Teen births down 8 percent; increase in births for 35- to 44-year-old women
FRIDAY, June 28 (HealthDay News) -- In 2011 there was a 1 percent decrease in the number of U.S. births, according to a report from the U.S. Centers for Disease Control and Prevention.
Joyce A. Martin, M.P.H., from the CDC in Atlanta, and colleagues examined data reported on the birth certificates of the 3.95 million births that occurred in 2011.
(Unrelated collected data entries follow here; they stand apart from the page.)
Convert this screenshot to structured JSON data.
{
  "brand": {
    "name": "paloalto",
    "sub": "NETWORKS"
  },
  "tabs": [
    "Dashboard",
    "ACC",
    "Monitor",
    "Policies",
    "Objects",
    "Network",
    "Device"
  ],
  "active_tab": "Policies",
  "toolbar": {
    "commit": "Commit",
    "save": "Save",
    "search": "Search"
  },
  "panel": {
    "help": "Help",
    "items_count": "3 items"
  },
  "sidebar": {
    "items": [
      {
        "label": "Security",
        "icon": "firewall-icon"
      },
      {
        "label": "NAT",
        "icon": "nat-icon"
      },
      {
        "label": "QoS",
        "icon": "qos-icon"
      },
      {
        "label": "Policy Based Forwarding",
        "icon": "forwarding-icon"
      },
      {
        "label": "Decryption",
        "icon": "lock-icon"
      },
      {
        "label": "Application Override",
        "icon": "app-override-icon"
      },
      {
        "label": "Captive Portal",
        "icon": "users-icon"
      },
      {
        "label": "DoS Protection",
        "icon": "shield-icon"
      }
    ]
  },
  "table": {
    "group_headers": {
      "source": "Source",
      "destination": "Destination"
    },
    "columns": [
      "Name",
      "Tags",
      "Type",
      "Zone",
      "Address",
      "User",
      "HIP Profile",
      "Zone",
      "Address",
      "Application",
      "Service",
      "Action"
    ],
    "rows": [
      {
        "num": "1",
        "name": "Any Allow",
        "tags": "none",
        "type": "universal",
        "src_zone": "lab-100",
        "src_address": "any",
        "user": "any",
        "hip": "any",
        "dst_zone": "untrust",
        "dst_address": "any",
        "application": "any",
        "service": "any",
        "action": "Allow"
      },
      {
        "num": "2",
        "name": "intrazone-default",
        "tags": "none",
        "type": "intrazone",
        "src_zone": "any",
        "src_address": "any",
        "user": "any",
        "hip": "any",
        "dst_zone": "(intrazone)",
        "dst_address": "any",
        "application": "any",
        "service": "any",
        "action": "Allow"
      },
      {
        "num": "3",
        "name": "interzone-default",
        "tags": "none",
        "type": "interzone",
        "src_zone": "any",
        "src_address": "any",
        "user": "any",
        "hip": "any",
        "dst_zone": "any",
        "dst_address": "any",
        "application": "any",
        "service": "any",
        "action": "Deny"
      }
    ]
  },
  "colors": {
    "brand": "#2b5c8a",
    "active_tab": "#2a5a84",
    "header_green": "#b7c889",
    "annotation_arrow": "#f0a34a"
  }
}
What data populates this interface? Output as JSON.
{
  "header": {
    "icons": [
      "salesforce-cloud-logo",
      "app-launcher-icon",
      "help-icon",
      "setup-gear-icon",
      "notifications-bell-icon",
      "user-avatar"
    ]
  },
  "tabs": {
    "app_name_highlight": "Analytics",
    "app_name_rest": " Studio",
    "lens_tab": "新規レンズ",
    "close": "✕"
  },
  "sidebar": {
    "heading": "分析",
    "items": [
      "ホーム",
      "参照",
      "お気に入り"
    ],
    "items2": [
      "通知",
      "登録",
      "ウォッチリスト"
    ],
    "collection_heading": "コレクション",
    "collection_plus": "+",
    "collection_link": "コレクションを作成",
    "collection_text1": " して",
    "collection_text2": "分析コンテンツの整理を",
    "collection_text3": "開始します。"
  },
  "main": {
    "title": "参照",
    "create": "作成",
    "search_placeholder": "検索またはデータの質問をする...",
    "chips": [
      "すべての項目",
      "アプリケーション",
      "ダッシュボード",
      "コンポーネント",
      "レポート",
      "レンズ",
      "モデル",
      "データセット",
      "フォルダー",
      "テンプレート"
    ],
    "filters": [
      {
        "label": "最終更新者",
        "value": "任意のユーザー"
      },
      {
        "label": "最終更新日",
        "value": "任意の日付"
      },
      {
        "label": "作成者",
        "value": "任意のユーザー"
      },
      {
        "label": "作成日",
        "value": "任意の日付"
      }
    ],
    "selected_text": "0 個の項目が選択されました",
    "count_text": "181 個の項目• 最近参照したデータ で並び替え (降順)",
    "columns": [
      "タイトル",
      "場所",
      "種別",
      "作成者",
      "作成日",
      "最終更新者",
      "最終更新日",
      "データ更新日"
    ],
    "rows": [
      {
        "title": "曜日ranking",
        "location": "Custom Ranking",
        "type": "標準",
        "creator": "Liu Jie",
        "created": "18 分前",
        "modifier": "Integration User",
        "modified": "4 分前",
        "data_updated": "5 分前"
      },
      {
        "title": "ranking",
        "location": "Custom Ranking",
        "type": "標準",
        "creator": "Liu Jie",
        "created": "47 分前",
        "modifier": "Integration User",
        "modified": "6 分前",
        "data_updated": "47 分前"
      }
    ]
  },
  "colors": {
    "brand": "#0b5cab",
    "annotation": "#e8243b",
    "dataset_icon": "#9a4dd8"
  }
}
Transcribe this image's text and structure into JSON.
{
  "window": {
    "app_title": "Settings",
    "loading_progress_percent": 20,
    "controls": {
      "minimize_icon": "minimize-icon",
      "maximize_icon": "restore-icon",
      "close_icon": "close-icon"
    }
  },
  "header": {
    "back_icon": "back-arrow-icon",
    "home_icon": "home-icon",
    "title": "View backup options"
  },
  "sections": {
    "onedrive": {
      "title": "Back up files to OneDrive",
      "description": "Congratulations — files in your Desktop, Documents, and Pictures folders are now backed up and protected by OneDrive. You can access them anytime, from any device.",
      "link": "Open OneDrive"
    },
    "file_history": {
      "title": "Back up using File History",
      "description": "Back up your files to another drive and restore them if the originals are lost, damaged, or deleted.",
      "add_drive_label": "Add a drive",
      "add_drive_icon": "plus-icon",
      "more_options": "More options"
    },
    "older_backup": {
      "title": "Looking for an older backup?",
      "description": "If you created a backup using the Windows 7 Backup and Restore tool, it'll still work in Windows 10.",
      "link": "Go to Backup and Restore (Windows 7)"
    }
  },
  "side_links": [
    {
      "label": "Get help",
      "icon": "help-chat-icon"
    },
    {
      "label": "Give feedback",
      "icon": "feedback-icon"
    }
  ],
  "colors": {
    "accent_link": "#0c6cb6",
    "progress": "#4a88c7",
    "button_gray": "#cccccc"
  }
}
The researchers note that there was a 1 percent decrease in the number of births in 2011, to 3,953,590. In addition, the general fertility rate decreased by 1 percent, to 63.2 per 1,000 women aged 15 to 44 years. There was an 8 percent decrease in the teenage birth rate, to 31.3 per 1,000 births. For women in their 20s, birth rates declined, while they remained the same for those aged 30 to 34 years and increased for 35- to 44-year-old women. There was a 2 percent decrease in the total fertility rate, to 1,894 per 1,000 women. There was a decrease noted in the number and rate of births to unmarried women, while the percentage of births to unmarried women remained unchanged (40.7 percent). There was no change in the cesarean delivery rate, which remained at 32.8 percent. For the fifth year the preterm birth rate decreased, to 11.73 percent, and the low birth weight rate decreased slightly to 8.10 percent. There were no significant changes in the rates of twin, triplet, and higher-order multiple births.
"This report presents detailed data on numbers and characteristics of births in 2011, birth and fertility rates, maternal demographic and health characteristics, place and attendant at birth, and infant health characteristics," the authors write.